Climate Change and Forest Growth

Forests contain the majority of the earth's terrestrial carbon stocks. Changes in patterns of tree growth can have a huge impact on atmospheric cycles, biogeochemical cycles, climate change and biodiversity.

Recent studies have shown increases in biomass across many forest types. Although this increase has been attributed to climate change, without knowing the disturbance history of the forest (which is difficult in the commonly studied tropical primary forest stands or any stand with unknown age), growth could also be due to normal recovery from unknown disturbances. Using a unique data set of tree biomass collected over the past 22 years from 55 temperate forest plots with known land-use histories and stand ages ranging from five to 250 years, we estimated the background or ensemble rate of forest regeneration (Figure 1).

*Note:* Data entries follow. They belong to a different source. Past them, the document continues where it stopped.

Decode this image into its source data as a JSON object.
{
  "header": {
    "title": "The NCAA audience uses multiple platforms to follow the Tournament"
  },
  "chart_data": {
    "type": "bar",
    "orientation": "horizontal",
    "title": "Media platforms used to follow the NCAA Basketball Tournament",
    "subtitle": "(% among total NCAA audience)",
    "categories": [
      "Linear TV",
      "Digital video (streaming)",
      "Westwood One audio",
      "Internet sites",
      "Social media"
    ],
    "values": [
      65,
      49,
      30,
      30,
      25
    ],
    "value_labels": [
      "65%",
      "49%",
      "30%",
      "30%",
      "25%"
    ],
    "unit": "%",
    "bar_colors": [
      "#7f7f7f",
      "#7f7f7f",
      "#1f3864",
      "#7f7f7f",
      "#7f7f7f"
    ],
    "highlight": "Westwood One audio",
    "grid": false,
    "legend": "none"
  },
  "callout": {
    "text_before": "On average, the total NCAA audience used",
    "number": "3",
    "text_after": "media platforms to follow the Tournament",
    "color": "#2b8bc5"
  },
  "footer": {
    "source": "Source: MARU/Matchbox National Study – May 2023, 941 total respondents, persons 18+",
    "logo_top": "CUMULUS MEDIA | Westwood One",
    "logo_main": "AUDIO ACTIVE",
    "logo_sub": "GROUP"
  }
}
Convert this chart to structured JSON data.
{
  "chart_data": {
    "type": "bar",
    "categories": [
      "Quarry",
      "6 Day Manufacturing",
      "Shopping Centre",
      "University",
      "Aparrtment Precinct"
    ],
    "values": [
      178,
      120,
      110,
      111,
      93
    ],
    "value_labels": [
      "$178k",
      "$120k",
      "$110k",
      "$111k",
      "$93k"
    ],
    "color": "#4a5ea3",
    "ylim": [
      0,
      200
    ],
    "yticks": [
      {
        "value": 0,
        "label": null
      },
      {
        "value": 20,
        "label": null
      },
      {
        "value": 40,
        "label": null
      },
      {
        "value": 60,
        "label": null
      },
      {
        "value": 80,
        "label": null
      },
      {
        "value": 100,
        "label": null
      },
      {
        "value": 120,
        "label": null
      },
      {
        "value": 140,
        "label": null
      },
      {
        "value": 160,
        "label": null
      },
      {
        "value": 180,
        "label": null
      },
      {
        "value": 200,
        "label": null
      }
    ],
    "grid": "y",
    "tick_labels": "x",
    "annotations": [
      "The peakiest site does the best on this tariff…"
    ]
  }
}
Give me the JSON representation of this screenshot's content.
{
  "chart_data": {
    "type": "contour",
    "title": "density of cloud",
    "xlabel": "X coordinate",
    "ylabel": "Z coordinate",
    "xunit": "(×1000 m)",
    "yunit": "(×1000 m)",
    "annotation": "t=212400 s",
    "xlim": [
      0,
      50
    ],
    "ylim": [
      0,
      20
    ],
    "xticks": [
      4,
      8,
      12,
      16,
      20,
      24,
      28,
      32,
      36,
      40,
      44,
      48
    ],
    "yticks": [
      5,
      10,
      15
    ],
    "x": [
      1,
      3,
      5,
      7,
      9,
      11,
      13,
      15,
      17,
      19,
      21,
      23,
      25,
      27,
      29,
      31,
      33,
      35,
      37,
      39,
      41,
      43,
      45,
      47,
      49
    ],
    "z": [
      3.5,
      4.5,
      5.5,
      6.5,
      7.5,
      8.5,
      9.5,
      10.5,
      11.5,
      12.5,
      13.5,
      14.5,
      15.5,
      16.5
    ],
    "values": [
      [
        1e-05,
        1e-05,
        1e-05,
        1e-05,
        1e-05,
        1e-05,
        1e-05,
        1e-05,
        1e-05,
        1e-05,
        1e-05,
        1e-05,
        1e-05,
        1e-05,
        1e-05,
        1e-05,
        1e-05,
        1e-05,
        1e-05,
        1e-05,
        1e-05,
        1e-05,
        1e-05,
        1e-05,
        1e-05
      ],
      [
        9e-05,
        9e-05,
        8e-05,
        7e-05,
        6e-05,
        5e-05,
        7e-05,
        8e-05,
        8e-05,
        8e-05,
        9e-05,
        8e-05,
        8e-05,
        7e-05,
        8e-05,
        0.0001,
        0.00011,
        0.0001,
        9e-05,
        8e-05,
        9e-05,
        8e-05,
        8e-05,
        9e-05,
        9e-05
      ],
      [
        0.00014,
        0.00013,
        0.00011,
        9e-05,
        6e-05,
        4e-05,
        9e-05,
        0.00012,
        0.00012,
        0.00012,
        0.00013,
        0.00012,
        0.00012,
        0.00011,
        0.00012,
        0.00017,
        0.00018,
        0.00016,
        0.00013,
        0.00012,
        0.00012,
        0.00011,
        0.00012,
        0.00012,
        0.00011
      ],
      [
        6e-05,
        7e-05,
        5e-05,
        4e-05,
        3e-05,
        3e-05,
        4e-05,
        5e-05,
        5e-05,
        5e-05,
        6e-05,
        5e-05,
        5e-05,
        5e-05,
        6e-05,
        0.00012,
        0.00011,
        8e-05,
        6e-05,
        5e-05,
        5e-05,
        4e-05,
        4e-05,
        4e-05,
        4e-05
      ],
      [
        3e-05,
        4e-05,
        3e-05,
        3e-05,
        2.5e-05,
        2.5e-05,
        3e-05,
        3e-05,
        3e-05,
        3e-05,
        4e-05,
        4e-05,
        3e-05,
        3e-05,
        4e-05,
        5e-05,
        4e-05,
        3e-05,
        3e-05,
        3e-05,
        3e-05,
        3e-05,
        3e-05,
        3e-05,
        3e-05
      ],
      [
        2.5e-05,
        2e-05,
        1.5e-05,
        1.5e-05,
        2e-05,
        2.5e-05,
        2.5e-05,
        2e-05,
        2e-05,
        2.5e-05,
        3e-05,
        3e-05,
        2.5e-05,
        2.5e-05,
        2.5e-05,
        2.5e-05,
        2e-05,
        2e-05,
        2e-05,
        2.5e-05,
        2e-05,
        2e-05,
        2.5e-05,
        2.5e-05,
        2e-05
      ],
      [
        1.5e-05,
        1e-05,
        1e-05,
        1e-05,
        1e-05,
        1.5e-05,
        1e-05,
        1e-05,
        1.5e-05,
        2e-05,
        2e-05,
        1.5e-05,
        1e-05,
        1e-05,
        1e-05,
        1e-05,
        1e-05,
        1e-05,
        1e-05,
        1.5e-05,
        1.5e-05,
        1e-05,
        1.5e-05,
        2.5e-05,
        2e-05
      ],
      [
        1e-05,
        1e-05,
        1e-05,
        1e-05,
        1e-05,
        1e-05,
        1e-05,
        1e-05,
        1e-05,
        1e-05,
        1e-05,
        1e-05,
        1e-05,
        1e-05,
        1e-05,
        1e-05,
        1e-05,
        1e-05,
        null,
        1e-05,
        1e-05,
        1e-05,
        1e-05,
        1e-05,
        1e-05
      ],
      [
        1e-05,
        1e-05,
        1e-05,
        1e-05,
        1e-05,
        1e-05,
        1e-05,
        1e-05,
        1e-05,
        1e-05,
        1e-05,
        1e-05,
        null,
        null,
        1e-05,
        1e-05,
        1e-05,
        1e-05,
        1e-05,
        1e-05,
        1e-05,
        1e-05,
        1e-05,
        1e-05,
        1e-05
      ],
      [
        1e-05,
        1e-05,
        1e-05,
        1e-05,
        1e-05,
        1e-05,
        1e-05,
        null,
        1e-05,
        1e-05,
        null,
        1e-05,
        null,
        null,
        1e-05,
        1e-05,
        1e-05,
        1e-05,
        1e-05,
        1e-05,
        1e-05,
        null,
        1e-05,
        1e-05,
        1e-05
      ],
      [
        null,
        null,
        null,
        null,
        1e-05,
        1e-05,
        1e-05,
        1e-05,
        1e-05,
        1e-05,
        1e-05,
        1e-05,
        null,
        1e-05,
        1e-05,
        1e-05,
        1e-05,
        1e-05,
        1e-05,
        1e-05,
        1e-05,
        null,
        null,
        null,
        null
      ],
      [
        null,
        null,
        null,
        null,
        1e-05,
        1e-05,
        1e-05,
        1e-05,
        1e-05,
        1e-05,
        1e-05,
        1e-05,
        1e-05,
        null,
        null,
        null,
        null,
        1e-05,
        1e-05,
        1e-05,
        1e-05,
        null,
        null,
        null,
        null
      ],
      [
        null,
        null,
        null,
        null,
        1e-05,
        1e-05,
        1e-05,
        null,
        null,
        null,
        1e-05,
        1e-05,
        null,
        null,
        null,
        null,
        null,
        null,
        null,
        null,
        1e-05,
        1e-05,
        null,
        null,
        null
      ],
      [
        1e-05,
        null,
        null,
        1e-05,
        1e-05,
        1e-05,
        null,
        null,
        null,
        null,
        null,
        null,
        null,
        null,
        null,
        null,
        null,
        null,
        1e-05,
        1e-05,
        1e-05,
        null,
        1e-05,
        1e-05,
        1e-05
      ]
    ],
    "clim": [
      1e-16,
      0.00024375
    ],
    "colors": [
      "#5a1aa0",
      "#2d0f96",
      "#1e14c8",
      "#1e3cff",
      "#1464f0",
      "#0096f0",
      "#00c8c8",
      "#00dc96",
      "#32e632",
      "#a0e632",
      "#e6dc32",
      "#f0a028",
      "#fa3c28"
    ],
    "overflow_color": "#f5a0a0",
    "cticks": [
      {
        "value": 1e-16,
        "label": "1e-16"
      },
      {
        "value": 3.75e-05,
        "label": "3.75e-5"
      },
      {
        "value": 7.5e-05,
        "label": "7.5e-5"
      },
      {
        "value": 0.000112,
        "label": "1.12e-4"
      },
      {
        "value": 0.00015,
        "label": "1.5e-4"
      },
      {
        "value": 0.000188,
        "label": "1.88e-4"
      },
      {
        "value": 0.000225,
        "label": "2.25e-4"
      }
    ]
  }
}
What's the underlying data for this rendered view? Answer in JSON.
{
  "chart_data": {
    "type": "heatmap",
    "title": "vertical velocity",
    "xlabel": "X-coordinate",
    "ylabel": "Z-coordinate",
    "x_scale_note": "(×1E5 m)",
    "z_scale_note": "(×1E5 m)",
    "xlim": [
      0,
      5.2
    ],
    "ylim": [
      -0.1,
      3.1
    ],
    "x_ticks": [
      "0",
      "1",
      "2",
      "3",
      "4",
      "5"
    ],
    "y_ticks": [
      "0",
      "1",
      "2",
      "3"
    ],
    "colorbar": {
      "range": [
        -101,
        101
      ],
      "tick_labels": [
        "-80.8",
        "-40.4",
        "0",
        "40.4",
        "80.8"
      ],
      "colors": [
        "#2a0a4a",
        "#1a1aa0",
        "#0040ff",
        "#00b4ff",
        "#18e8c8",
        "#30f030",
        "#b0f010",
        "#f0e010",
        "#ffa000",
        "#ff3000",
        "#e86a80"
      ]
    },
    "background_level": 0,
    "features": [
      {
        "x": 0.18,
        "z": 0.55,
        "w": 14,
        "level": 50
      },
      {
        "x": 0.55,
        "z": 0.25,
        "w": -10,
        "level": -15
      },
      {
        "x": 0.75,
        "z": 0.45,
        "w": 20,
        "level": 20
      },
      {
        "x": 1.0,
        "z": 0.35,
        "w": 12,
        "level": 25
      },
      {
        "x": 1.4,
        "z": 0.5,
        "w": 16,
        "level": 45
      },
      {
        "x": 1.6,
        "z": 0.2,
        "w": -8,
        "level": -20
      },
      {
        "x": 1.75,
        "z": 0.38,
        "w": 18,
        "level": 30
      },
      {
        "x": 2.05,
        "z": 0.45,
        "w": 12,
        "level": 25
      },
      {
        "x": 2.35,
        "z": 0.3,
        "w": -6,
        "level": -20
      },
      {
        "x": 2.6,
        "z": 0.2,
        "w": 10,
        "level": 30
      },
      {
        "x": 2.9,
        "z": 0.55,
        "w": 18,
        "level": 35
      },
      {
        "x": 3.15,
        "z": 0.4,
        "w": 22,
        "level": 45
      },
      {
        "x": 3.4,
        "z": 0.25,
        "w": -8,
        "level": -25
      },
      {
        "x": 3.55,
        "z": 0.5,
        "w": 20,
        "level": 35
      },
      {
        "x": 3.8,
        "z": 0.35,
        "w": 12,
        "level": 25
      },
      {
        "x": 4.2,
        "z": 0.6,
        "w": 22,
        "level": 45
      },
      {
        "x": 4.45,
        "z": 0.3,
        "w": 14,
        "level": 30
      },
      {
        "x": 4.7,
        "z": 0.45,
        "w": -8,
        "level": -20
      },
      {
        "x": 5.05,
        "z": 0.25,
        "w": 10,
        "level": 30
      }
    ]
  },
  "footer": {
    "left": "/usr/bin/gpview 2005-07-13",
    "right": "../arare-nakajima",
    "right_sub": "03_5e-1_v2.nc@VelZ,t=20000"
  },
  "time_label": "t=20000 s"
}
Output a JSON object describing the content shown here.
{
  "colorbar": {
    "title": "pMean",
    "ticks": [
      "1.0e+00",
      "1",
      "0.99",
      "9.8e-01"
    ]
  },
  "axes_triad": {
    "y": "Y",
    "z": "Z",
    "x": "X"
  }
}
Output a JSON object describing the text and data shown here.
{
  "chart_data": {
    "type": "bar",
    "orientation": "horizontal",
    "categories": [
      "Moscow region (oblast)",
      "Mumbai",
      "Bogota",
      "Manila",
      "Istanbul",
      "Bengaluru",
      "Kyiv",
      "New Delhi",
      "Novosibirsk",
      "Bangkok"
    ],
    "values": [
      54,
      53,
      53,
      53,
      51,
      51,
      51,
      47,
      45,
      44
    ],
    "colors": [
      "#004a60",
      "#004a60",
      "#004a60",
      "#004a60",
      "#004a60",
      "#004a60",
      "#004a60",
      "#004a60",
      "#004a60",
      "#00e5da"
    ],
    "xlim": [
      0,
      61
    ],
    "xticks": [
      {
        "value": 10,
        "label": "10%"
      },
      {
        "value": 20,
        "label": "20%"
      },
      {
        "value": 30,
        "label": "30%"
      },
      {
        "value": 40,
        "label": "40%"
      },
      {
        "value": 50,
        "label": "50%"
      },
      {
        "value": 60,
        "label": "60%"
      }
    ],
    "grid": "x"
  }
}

Soon after disturbance, the forest grows quickly before levelling off. 37 of these stands also had multiple censuses taken over varying intervals. When these rates of growth were estimated (Figure 2a), we found that recent biomass accumulation greatly exceeded the expected growth due to natural recovery (Figure 2b).

As our sites also have over a century of local weather measurements and 17 years of on-site atmospheric CO2, both showing consistent increases in line with globally observed climate change patterns, we can confidently attribute this recent rate change to shifts in local climate. Here we demonstrate that the changes in local temperature and CO2 that have been observed worldwide are fundamentally altering the rate of critical natural processes, as predicted by biogeochemical models. These results signal a pressing need to better understand the changes in growth rates in natural systems that will influence our understanding of current and future states of our atmosphere and biosphere.